In short: Under the Trump administration, the country is simultaneously collecting less data and promoting conditions that leave LGBT patients wary of their healthcare providers. “These patients already face significant obstacles to accessing medical care, and I fear implementation of these measures will only make these obstacles worse,” says Stanley Vance, a pediatrician at University of California San Francisco and an expert in the care of gender nonconforming youth. “I also worry that these measures will be an institutionalized form of discrimination against patients who have been identified as a sexual minority or transgender who freely come out to their providers or through information previously entered in electronic medical records.”
Even when physicians don’t overtly discriminate against gay and transgender patients, negative health care experiences are routine.
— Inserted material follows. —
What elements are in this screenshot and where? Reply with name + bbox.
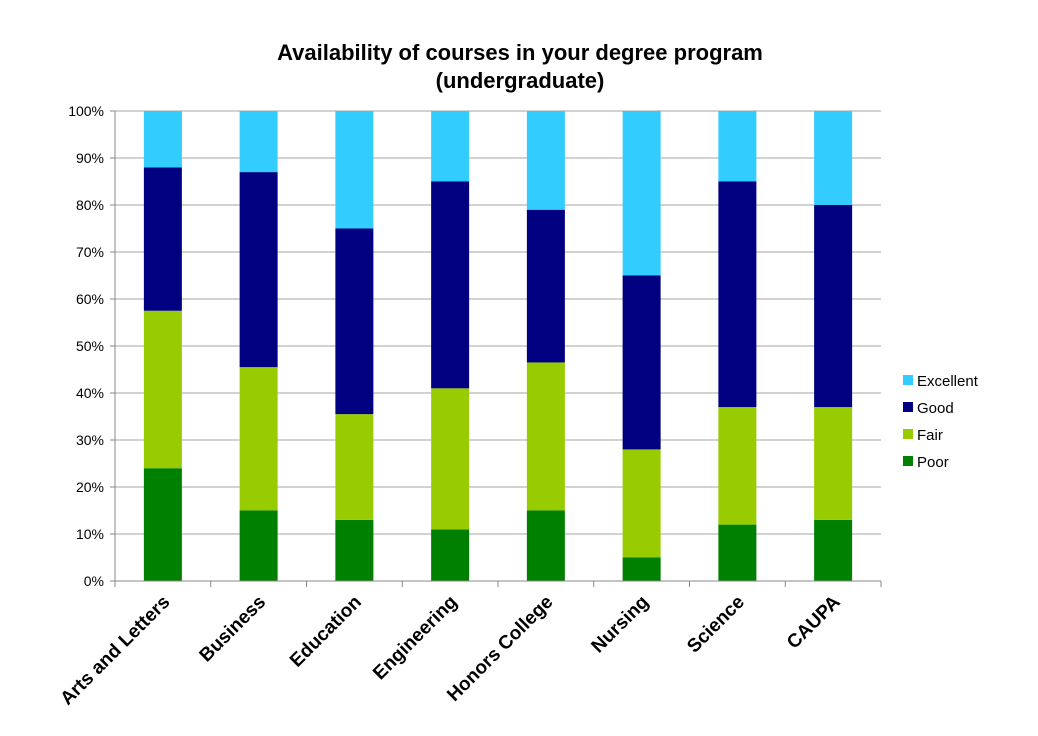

Many physicians simply don’t think to consider a patient’s SO/GI—information they can use to not only respect their patients, but screen them for family rejection, which studies show increases the risk for depression, suicide, and high-risk sexual behaviors. Failing to acknowledge a patient’s SO/GI can compound the ill effects of social stigma and inaccessibility to care like hormone therapy or gender affirmation surgery. “Across the board, LGBT patients are the group least likely to come back for further care,” Callahan says. “And that often happens because of ways they are dismissed as not existing.”
Of course, the reality is that LGBT people do exist, they’re entitled to equitable services and care, and they deserve to be counted—sometimes literally. “It really shouldn’t be political, you know? It shouldn’t be a partisan issue,” Cahill says. “It’s about science and data and providing quality care to all patients.”